Yes. You would have to hedge your bets and believe in every possible god. I wonder however if you could apply customer service techniques to it. The god that complains the most gets the most belief
You’re not wrong lol, the logical extreme of Pascal’s wager leads you to worship the god who has the worst punishment for non-believers, so that you only end up with the second-worst punishment from some other god.
So Christianity then?
Pretty much yes.

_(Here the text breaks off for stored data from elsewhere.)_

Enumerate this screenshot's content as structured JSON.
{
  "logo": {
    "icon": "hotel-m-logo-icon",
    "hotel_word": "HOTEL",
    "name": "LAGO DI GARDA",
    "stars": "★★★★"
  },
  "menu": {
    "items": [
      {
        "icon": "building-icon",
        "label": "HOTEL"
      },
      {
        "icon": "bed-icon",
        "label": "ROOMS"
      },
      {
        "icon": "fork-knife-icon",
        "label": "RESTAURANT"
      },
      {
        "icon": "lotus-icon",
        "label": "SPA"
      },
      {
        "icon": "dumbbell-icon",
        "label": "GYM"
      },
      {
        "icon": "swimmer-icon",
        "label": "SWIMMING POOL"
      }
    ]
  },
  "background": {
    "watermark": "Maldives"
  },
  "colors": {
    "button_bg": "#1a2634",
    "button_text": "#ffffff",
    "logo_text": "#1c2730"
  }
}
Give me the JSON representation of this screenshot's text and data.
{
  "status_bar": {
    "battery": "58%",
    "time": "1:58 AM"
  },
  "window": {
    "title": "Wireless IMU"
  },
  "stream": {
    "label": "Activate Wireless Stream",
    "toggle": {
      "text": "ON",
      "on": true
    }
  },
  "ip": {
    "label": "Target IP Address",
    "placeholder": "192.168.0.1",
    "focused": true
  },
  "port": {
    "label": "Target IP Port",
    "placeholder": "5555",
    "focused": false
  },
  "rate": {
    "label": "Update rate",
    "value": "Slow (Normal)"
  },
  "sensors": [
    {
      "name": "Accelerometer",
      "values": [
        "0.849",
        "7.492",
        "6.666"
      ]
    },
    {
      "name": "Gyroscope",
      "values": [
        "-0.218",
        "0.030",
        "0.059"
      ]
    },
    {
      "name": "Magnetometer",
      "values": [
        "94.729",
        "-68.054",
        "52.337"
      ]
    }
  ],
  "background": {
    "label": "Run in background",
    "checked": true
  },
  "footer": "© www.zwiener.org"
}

Maybe that is why it is the historically most violent religion of humanity.
R’amen.
I wont believe in FSM unless he personally appears to me and presents me with a Teapot that can verified scientifically to have been exposed to radiation effects only possible from extended duration in a close Solar orbit.
Stripper poles and beer are undeniable proof of his noodliness. Have faith, and by that I mean believe everything I say without evidence.

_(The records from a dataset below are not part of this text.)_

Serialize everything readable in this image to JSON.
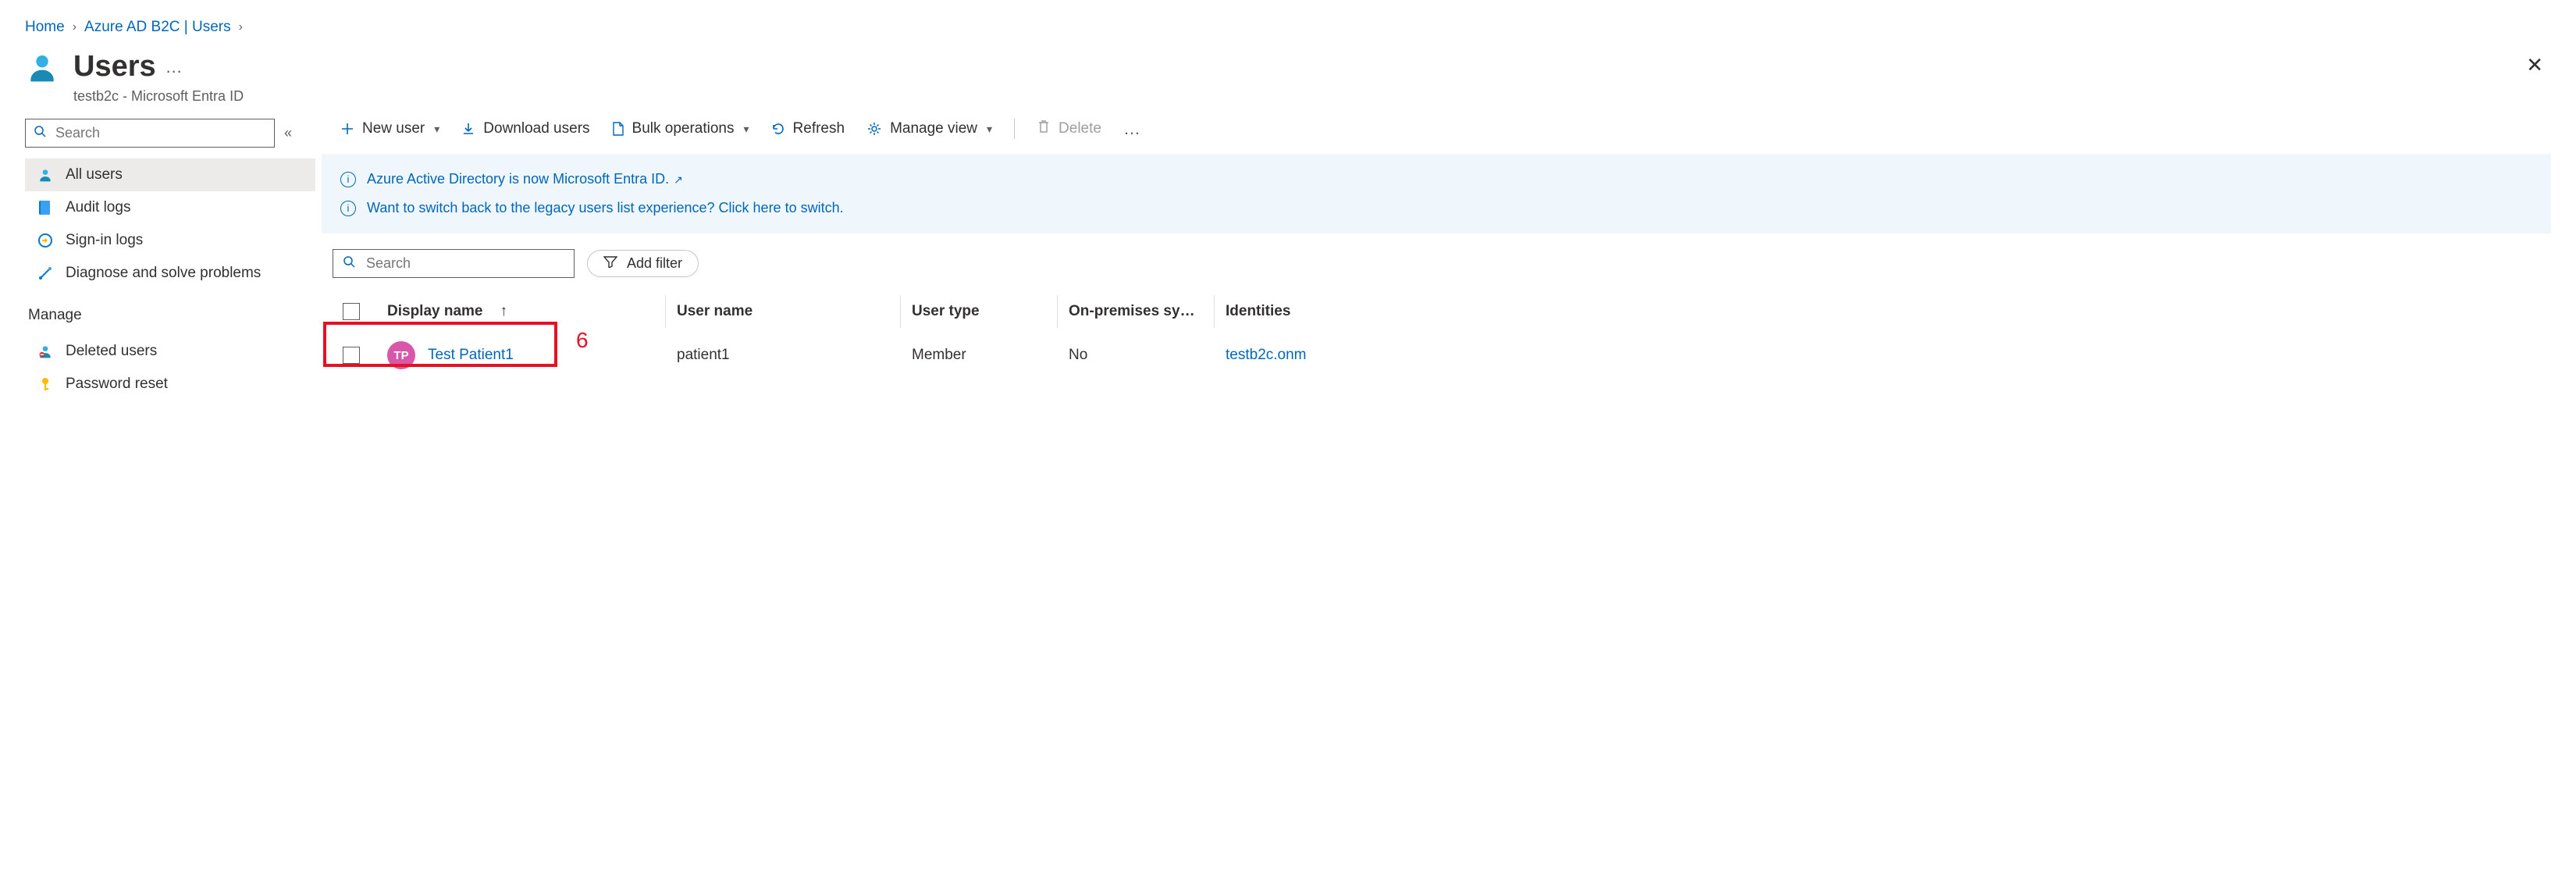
{
  "breadcrumb": {
    "home": "Home",
    "level1": "Azure AD B2C | Users"
  },
  "page": {
    "title": "Users",
    "subtitle": "testb2c - Microsoft Entra ID"
  },
  "sidebar": {
    "search_placeholder": "Search",
    "items": {
      "all_users": "All users",
      "audit_logs": "Audit logs",
      "sign_in_logs": "Sign-in logs",
      "diagnose": "Diagnose and solve problems"
    },
    "manage_label": "Manage",
    "manage": {
      "deleted_users": "Deleted users",
      "password_reset": "Password reset"
    }
  },
  "toolbar": {
    "new_user": "New user",
    "download_users": "Download users",
    "bulk_operations": "Bulk operations",
    "refresh": "Refresh",
    "manage_view": "Manage view",
    "delete": "Delete"
  },
  "banners": {
    "entra": "Azure Active Directory is now Microsoft Entra ID.",
    "legacy": "Want to switch back to the legacy users list experience? Click here to switch."
  },
  "filters": {
    "search_placeholder": "Search",
    "add_filter": "Add filter"
  },
  "table": {
    "headers": {
      "display_name": "Display name",
      "user_name": "User name",
      "user_type": "User type",
      "on_premises": "On-premises sy…",
      "identities": "Identities"
    },
    "rows": [
      {
        "initials": "TP",
        "display_name": "Test Patient1",
        "user_name": "patient1",
        "user_type": "Member",
        "on_premises": "No",
        "identities": "testb2c.onm"
      }
    ]
  },
  "callout": {
    "six": "6"
  },
  "chart_data": {
    "type": "table",
    "title": "Users",
    "columns": [
      "Display name",
      "User name",
      "User type",
      "On-premises sync",
      "Identities"
    ],
    "rows": [
      [
        "Test Patient1",
        "patient1",
        "Member",
        "No",
        "testb2c.onm"
      ]
    ]
  }
}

I will pray for your disbelief and hope his noodly appendages will one day open your eyes
I ask only that his grace fill my empty cup, fill my mortal soul with his divine marinara sauce, for I am a penitent man wronged, an honorable man falsely besmirched, and a faithful lover of too many a woman later to fall into accursed witchcraft, madness and debauchery.
I ask only for some tangible morsel of proof.

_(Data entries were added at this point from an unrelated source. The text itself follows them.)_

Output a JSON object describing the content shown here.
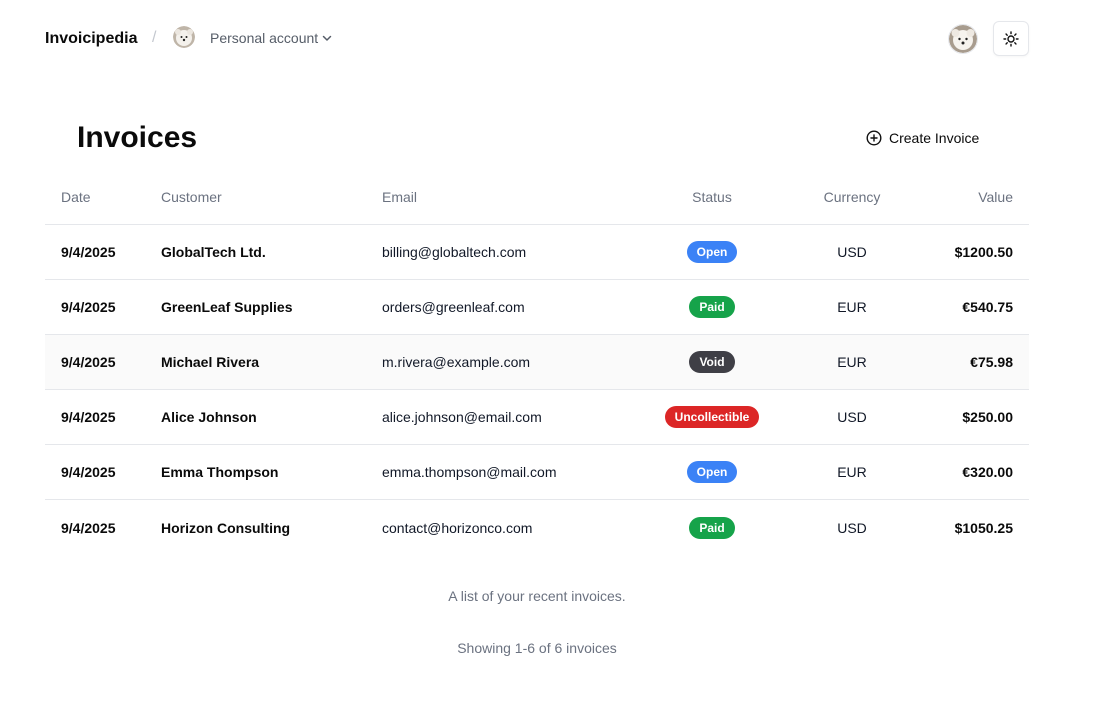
{
  "header": {
    "brand": "Invoicipedia",
    "separator": "/",
    "account_label": "Personal account"
  },
  "main": {
    "title": "Invoices",
    "create_label": "Create Invoice"
  },
  "table": {
    "columns": {
      "date": "Date",
      "customer": "Customer",
      "email": "Email",
      "status": "Status",
      "currency": "Currency",
      "value": "Value"
    },
    "rows": [
      {
        "date": "9/4/2025",
        "customer": "GlobalTech Ltd.",
        "email": "billing@globaltech.com",
        "status": "Open",
        "status_color": "#3b82f6",
        "currency": "USD",
        "value": "$1200.50"
      },
      {
        "date": "9/4/2025",
        "customer": "GreenLeaf Supplies",
        "email": "orders@greenleaf.com",
        "status": "Paid",
        "status_color": "#16a34a",
        "currency": "EUR",
        "value": "€540.75"
      },
      {
        "date": "9/4/2025",
        "customer": "Michael Rivera",
        "email": "m.rivera@example.com",
        "status": "Void",
        "status_color": "#3f3f46",
        "currency": "EUR",
        "value": "€75.98"
      },
      {
        "date": "9/4/2025",
        "customer": "Alice Johnson",
        "email": "alice.johnson@email.com",
        "status": "Uncollectible",
        "status_color": "#dc2626",
        "currency": "USD",
        "value": "$250.00"
      },
      {
        "date": "9/4/2025",
        "customer": "Emma Thompson",
        "email": "emma.thompson@mail.com",
        "status": "Open",
        "status_color": "#3b82f6",
        "currency": "EUR",
        "value": "€320.00"
      },
      {
        "date": "9/4/2025",
        "customer": "Horizon Consulting",
        "email": "contact@horizonco.com",
        "status": "Paid",
        "status_color": "#16a34a",
        "currency": "USD",
        "value": "$1050.25"
      }
    ],
    "caption": "A list of your recent invoices.",
    "paging": "Showing 1-6 of 6 invoices"
  },
  "icons": {
    "account_avatar": "dog-avatar-icon",
    "chevron": "chevron-down-icon",
    "user_avatar": "dog-avatar-icon",
    "theme": "sun-icon",
    "create": "plus-circle-icon"
  }
}
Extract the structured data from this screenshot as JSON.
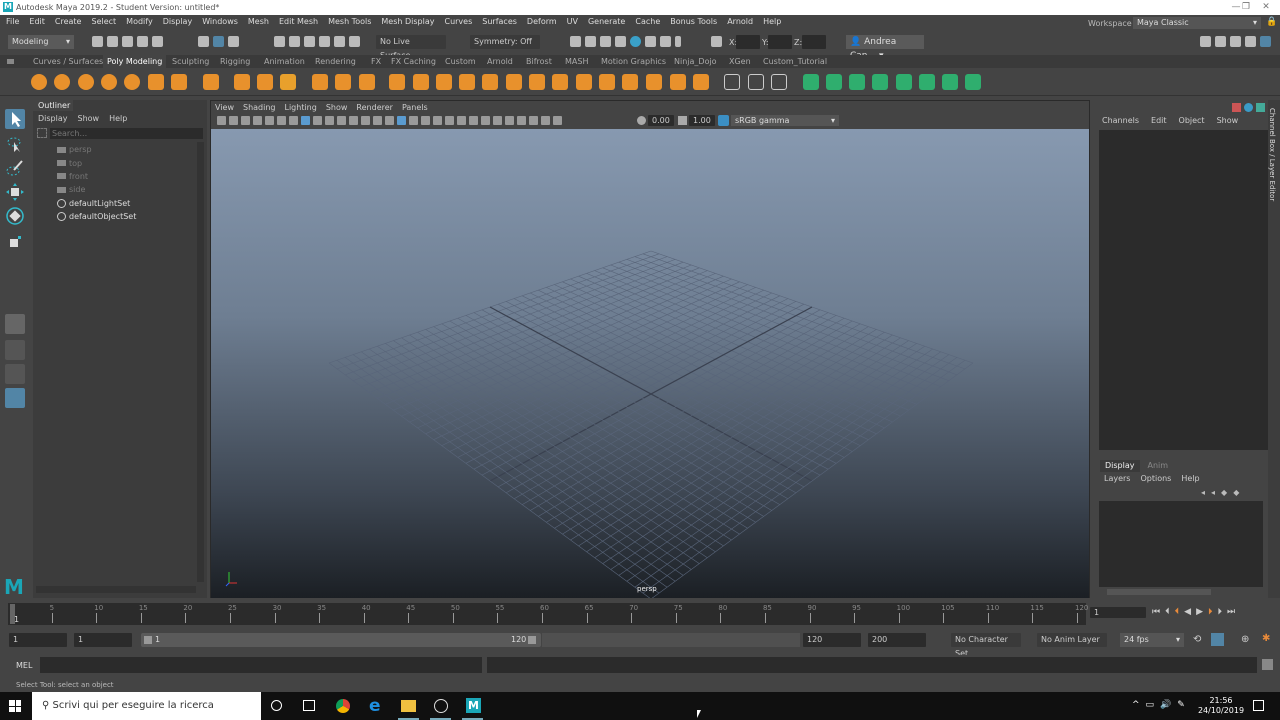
{
  "title": "Autodesk Maya 2019.2 - Student Version: untitled*",
  "menu": [
    "File",
    "Edit",
    "Create",
    "Select",
    "Modify",
    "Display",
    "Windows",
    "Mesh",
    "Edit Mesh",
    "Mesh Tools",
    "Mesh Display",
    "Curves",
    "Surfaces",
    "Deform",
    "UV",
    "Generate",
    "Cache",
    "Bonus Tools",
    "Arnold",
    "Help"
  ],
  "status": {
    "mode": "Modeling",
    "live_surface": "No Live Surface",
    "symmetry": "Symmetry: Off",
    "x_label": "X:",
    "y_label": "Y:",
    "z_label": "Z:",
    "user": "Andrea Can...",
    "workspace_label": "Workspace :",
    "workspace": "Maya Classic"
  },
  "shelf_tabs": [
    "Curves / Surfaces",
    "Poly Modeling",
    "Sculpting",
    "Rigging",
    "Animation",
    "Rendering",
    "FX",
    "FX Caching",
    "Custom",
    "Arnold",
    "Bifrost",
    "MASH",
    "Motion Graphics",
    "Ninja_Dojo",
    "XGen",
    "Custom_Tutorial"
  ],
  "active_shelf": "Poly Modeling",
  "outliner": {
    "tab": "Outliner",
    "menu": [
      "Display",
      "Show",
      "Help"
    ],
    "search_placeholder": "Search...",
    "items": [
      {
        "name": "persp",
        "type": "camera",
        "dim": true
      },
      {
        "name": "top",
        "type": "camera",
        "dim": true
      },
      {
        "name": "front",
        "type": "camera",
        "dim": true
      },
      {
        "name": "side",
        "type": "camera",
        "dim": true
      },
      {
        "name": "defaultLightSet",
        "type": "set",
        "dim": false
      },
      {
        "name": "defaultObjectSet",
        "type": "set",
        "dim": false
      }
    ]
  },
  "viewport": {
    "menu": [
      "View",
      "Shading",
      "Lighting",
      "Show",
      "Renderer",
      "Panels"
    ],
    "exposure": "0.00",
    "gamma": "1.00",
    "color_space": "sRGB gamma",
    "camera_label": "persp"
  },
  "channel_box": {
    "menu": [
      "Channels",
      "Edit",
      "Object",
      "Show"
    ],
    "side_label": "Channel Box / Layer Editor"
  },
  "layer_editor": {
    "tabs": [
      "Display",
      "Anim"
    ],
    "menu": [
      "Layers",
      "Options",
      "Help"
    ]
  },
  "timeline": {
    "start": 1,
    "end": 120,
    "current": 1,
    "tick_labels": [
      5,
      10,
      15,
      20,
      25,
      30,
      35,
      40,
      45,
      50,
      55,
      60,
      65,
      70,
      75,
      80,
      85,
      90,
      95,
      100,
      105,
      110,
      115,
      120
    ],
    "current_field": "1"
  },
  "range": {
    "start": "1",
    "anim_start": "1",
    "slider_start": "1",
    "slider_end": "120",
    "end": "120",
    "anim_end": "200",
    "character_set": "No Character Set",
    "anim_layer": "No Anim Layer",
    "fps": "24 fps"
  },
  "command": {
    "label": "MEL"
  },
  "help_line": "Select Tool: select an object",
  "taskbar": {
    "search_placeholder": "Scrivi qui per eseguire la ricerca",
    "time": "21:56",
    "date": "24/10/2019"
  },
  "colors": {
    "accent": "#5285a6",
    "shelf_orange": "#e8912c",
    "shelf_green": "#2fae6e"
  }
}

Some… tasty meal, for my impoverished stomach.
I don’t particrlarly care for spaghetti, so I’m in the Church of Bacon. The CoB not only recognizes FSM, but also his recognizes and respects his existence and his followers.
Down with monotheism.
That’s fine, because FSM doesn’t even require you to believe or follow their beliefs in order to associate with them.
I love both, so I started the Church of Carbonara. Our church believes it was revealed by God that carbonara made with bacon is not an abomination.
I feel like the Orthodox CFSM and COB members are just going to have a food fight now
A delicious food fight.
PBUH (pasta be upon him)
I have nothing to gain either.
But to be touched by his noodley appendage
To taste the archon sauce
I prefffer to sacrifice a chicken to Cthulhu each dawn. Seems like the FSM will be far more tolerant if I get it wrong. By that logic, picking the Judeo-Christian god does kind of make sense.
That’s not enough though. You have to chose just right flavor of description of who exactly that god is, what exactly happen in the past, which religious text you have to follow and under which interpretation. Anything else, is blasphemy with the same punishment.
What if belief results in creation? Why would I want to believe in this Lovecraftian noodle-god, when the very act of belief might spawn this horror into our universe? Our only protection is disbelief.
The only FSM i know are Finite State Machines
What’s to gain?
Being touched by his noodly appendage.
Ramen
And by the power of the sauce, the cheese, and the Holy meatballs.
He who claims His finely powdered Romano cheese smells like feet, may he be stricken.
He who splashes His the holiest of rosé sauce on a white tablecloth, may he be stricken.
He who cuts His holy fettuccine instead of twirling them with a spoon, as the chosen have done, as their forefathers before them, may he be stricken.
R’amen.
Well, next time somebody invents a god, please make sure it’s somebody that will punish you if you believe in any god.
They are 99% there. It punishes for believing any god but one.
*worshipping, technically
Well, technically I should have said “monotheistic religions”.
The Church of the Socially Anxious God who Hates Attention
Thinking about it again, such a church should have skepticism-affirming ceremonies where people repeat that there is no evidence for a god, and have a formal goal of “not appeasing the Socially Anxious God because it doesn’t exist”.
Sorry I’m keeping up that Faith In “Bob!” That’s right, the big F.I.B. He’s the saint of sales and one true living slack master after all.